Zordon has returned and it couldn’t have happened at a better time. The Power Rangers are struggling to deal with Finster’s sleeper monsters, hiding throughout the world disguised as regular humans. Help has come in the form of Grace Sterling and her company, Promethea which intends to make the world a better place. This creates some tension between Zordon and the Rangers as they are starting to disagree about philosophies and what they should be doing with their powers.
This makes for a very interesting dynamic. Zordon has always been the floating head of knowledge and guidance for the Power Rangers. He gave them their powers and tells them what to do. He’s rarely questioned. In his absence, the Rangers have found a new guiding force, one that has allowed them to help more people and do more for the world instead of just stopping a monster here and there. Zordon feels the Rangers’ roles are to protect and defend only which seems very narrow-minded, especially given everything they’re capable of.
Artist Jonas Scharf contrasts the two parties very well. Zordon is shown as his usual emotionless, disembodied head. Meanwhile, the Power Rangers are below, looking up with concern, and perhaps for the first time, doubt. They’ve seen the good they can do in the world if given the opportunity so how could their leader tell them not to do that? Plus, they’re still mad because he didn’t tell them about the previous Power Rangers team, half of which died on their very first mission.
Scharf has the unenviable job of drawing an emotional discussion between a few Power Rangers while they’re in costume. He handles the scene with Zordon well as none of them are wearing helmets, but that’s not the case when they’re working at Promethea. Instead, Scharf puts an added emphasis on body language which gets the point across. Kimberly looks a little unsteady as she’s figuring out her feelings. Tommy tries to distract himself, but is unable to look away from the Pink Ranger as she’s just in the next room.
My favorite segment is a toss-up between two very intriguing ones. The first is a conversation between Saba and Finster as the former tries to negotiate with the latter to reveal his creations that are hidden around the world. It’s a chilling tale, reminiscent of Silence of the Lambs with the stark setting of the pocket dimension. Finster stands in a clear cube surrounded by darkness and he’s completely in control. This raises him further in the ranks of notable villains with how cold and calculating he is about his work.

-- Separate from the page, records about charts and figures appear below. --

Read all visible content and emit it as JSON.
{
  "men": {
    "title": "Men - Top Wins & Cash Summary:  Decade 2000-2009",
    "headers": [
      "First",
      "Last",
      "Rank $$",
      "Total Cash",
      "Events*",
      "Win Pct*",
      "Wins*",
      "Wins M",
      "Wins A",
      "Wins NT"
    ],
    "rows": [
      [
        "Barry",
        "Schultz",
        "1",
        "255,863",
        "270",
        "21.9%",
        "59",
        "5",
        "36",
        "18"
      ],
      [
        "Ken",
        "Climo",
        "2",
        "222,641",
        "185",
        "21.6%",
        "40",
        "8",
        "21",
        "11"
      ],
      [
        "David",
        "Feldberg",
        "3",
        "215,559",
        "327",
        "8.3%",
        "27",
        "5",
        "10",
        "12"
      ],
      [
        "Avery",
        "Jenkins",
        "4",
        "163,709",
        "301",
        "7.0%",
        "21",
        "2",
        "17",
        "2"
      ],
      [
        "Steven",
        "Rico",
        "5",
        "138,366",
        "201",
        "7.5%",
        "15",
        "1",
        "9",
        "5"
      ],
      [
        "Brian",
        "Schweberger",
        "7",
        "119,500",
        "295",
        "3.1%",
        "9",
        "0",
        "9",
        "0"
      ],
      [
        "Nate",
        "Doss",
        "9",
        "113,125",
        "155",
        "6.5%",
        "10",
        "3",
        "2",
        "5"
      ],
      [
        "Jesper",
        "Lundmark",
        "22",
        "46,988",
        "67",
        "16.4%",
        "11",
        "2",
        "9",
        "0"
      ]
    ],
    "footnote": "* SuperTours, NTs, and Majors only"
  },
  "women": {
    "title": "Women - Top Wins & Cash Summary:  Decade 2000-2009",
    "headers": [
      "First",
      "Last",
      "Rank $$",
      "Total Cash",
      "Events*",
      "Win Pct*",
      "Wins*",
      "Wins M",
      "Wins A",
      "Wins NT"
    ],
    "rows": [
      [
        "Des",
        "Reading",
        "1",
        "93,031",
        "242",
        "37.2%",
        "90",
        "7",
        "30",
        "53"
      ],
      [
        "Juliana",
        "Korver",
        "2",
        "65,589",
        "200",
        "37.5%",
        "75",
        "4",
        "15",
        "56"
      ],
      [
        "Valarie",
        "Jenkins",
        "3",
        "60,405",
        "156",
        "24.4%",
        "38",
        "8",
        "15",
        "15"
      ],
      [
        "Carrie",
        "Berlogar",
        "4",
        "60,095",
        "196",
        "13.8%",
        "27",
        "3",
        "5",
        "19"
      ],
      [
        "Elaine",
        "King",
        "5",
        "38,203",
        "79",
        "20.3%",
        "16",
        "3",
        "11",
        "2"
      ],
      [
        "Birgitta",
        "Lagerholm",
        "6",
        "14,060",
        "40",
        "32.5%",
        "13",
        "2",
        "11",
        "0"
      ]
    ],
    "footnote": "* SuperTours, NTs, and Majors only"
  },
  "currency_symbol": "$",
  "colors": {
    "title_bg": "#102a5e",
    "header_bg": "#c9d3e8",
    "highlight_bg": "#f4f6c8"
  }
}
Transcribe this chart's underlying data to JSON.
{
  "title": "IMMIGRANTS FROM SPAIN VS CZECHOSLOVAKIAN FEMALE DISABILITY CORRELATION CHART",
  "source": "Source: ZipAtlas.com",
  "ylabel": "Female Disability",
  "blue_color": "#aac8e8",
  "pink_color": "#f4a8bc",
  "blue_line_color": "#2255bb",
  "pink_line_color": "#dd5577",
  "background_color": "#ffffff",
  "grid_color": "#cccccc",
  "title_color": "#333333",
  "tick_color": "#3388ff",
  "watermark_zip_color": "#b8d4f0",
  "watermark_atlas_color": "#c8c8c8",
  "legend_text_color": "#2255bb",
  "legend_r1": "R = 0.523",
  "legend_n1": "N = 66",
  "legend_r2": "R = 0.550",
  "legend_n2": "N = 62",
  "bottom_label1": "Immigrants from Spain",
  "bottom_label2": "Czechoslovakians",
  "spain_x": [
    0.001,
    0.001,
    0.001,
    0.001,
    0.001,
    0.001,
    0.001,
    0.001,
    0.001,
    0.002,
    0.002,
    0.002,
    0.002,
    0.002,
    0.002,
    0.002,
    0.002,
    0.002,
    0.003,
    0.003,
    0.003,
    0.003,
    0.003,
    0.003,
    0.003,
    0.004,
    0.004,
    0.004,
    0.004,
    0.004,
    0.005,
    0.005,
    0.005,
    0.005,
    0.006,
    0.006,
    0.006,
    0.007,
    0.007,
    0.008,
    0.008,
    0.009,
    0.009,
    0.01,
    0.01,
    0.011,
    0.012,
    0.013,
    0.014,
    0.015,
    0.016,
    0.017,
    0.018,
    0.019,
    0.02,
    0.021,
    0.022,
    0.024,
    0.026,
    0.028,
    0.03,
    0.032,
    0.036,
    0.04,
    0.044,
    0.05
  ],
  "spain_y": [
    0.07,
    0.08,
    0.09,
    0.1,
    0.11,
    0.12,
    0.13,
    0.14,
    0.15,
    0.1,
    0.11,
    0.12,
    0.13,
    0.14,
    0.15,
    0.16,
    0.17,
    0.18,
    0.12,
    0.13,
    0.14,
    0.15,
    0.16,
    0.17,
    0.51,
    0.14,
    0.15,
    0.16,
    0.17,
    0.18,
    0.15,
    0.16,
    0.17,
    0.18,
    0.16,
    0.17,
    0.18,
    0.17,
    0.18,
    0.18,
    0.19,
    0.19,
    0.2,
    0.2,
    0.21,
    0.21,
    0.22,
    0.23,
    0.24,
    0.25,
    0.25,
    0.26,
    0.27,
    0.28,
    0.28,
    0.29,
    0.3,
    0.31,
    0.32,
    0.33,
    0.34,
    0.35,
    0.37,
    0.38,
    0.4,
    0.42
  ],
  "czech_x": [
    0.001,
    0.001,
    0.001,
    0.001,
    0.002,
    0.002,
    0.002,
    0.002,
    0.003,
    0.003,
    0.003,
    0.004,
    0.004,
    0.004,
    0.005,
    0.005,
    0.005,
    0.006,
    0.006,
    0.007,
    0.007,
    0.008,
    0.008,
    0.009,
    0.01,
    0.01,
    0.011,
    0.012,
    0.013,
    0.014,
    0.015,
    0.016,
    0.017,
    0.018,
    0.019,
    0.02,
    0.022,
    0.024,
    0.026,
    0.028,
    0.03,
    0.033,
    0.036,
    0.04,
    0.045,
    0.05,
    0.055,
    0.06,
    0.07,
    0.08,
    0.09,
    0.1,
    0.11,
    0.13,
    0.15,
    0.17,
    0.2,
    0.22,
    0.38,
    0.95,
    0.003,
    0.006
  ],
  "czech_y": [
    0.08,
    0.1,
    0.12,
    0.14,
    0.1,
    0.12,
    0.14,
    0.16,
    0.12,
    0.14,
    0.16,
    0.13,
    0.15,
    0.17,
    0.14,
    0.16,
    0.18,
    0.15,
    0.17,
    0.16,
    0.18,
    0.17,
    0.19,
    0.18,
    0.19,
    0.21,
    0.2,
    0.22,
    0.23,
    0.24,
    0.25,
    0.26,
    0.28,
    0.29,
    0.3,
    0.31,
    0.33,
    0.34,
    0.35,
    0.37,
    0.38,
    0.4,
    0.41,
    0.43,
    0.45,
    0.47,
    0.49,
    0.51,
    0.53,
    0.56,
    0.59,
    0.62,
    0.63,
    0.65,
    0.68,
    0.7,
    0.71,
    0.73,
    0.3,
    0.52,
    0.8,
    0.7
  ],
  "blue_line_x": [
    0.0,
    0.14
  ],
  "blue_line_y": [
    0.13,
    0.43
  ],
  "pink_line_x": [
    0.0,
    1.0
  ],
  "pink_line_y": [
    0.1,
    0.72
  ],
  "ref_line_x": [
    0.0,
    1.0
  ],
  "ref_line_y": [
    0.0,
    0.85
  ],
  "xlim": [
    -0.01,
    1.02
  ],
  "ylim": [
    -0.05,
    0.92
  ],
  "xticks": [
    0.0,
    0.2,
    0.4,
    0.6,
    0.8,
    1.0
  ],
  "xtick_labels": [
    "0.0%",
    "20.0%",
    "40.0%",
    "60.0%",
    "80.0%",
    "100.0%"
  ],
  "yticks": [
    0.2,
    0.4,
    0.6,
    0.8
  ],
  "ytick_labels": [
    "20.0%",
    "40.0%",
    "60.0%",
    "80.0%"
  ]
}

The second conversation that really sticks out is between Jason and Grace. Since Zordon disappeared, Jason has tried to shoulder the responsibility of the team which proved to be very trying for the young man. He’s questioning what his role is and how he can do the most good, but he’s terrified of letting everyone down or worse, getting them killed. Grace gives him the guidance he needs as she has been in a similar position. She’s failed and has bounced back, using that failure as fuel to build Promethea.
Mighty Morphin Power Rangers #22 is a series of incredibly well-written conversations. Each one pushes the characters forward, developing them as they figure out who they are. Writer Kyle Higgins does a tremendous job here, keeping the dialogue clean and to the point. More importantly, it’s always interesting. There’s not a boring spot in the bunch. I didn’t realize until the comic was over that there wasn’t a battle of any kind. No Zords are used. The only monster we see is sleeping. And yet, this is a great issue. With the Shattered Grid event looming in the distance, this feels like the calm before the storm.